The 2nd and 4th columns of Table 1 show the mean value PSNR ( $\bar{PSNR}$ ), with respect to the whole data set, for SR = 20 and SR = 10 respectively, corresponding to the transformations T listed in the 1st column of the table. The 3rd and 5th columns give the standard deviations (std).

Table 1. Mean value PSNR, with respect to the 300 images in the Berkeley data set.

The approximation of each image is realized by setting the least significant entries in the arrays W{m} = 1, …, 300 equal zero, in order to obtain SR = 20 for all the images (2nd column) and SR = 10 for all the images (4th column).

Transf.	$\bar{PSNR}$	std	$\bar{PSNR}$	std
(i) dct	33.9	5.0	38.9	5.1
(ii) YCbCr	33.7	5.0	38.7	5.1
(iii) PC	33.7	4.9	38.4	5.0
(iv) Learned	33.7	4.9	38.7	5.0
(v) No transf.	29.7	4.8	32.9	5.2

Open in a new tab

While Table 1 shows that all (i)–(iv) transformations render equivalent superior results, with respect to not applying a transformation (case (v)), the dct slightly exceeds the others.
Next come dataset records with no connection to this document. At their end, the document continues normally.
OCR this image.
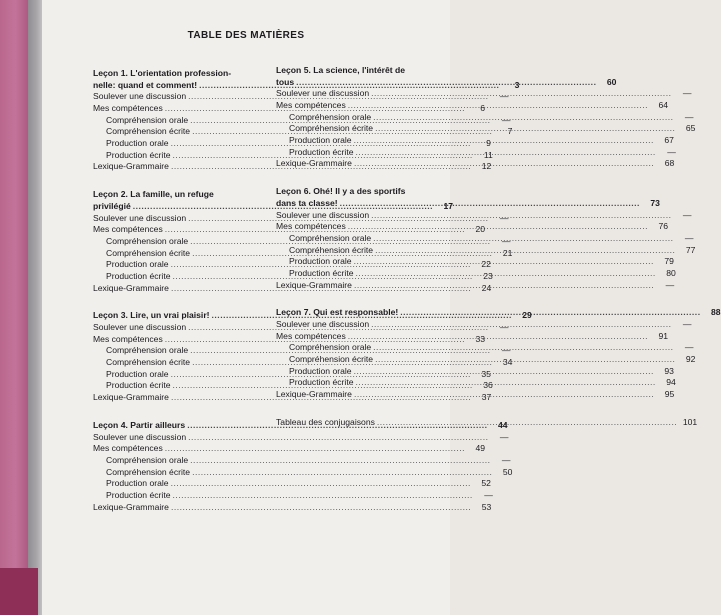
TABLE DES MATIÈRES
Leçon 1. L'orientation profession-
nelle: quand et comment! .....	3
Soulever une discussion .....	—
Mes compétences .....	6
Compréhension orale .....	—
Compréhension écrite .....	7
Production orale .....	9
Production écrite .....	11
Lexique-Grammaire .....	12
Leçon 2. La famille, un refuge
privilégié .....	17
Soulever une discussion .....	—
Mes compétences .....	20
Compréhension orale .....	—
Compréhension écrite .....	21
Production orale .....	22
Production écrite .....	23
Lexique-Grammaire .....	24
Leçon 3. Lire, un vrai plaisir! .....	29
Soulever une discussion .....	—
Mes compétences .....	33
Compréhension orale .....	—
Compréhension écrite .....	34
Production orale .....	35
Production écrite .....	36
Lexique-Grammaire .....	37
Leçon 4. Partir ailleurs .....	44
Soulever une discussion .....	—
Mes compétences .....	49
Compréhension orale .....	—
Compréhension écrite .....	50
Production orale .....	52
Production écrite .....	—
Lexique-Grammaire .....	53
Leçon 5. La science, l'intérêt de
tous .....	60
Soulever une discussion .....	—
Mes compétences .....	64
Compréhension orale .....	—
Compréhension écrite .....	65
Production orale .....	67
Production écrite .....	—
Lexique-Grammaire .....	68
Leçon 6. Ohé! Il y a des sportifs
dans ta classe! .....	73
Soulever une discussion .....	—
Mes compétences .....	76
Compréhension orale .....	—
Compréhension écrite .....	77
Production orale .....	79
Production écrite .....	80
Lexique-Grammaire .....	—
Leçon 7. Qui est responsable! .....	88
Soulever une discussion .....	—
Mes compétences .....	91
Compréhension orale .....	—
Compréhension écrite .....	92
Production orale .....	93
Production écrite .....	94
Lexique-Grammaire .....	95
Tableau des conjugaisons .....	101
Case (iv) refers to the best result achieved when initializing the learning algorithm with 500 different random orthonormal transformations. When initializing the algorithm with transformations (i) and (ii) it appears that each of these transformations is close to a local minimizer of the method. This stems from the fact that such initializations do not generate significant learning.

The common feature of most of the 300 images in the data set used in this numerical example is the correlation property of the three color channels. This property is assessed by the correlation coefficients

\begin{matrix} r (z) = \frac{\sum_{i = 1}^{L_{x}} \sum_{j = 1}^{L_{y}} Γ (i, j, z) Γ (i, j, z + 1)}{σ (z) σ (z + 1)}, z = 1, 2, r (3) = \frac{\sum_{i = 1}^{L_{x}} \sum_{j = 1}^{L_{y}} Γ (i, j, 1) Γ (i, j, 3)}{σ (1) σ (3)}, \end{matrix}

where

\begin{matrix} Γ (i, j, z) = (I (i, j, z) - \bar{I (:, :, z)}), σ (z) = \sqrt{\sum_{i = 1}^{L_{x}} \sum_{j = 1}^{L_{y}} {(I (i, j, z) - \bar{I (:, :, z)})}^{2}}, \end{matrix}

(8)

and $\bar{I (:, :, z)}$ indicates the mean value of channel z.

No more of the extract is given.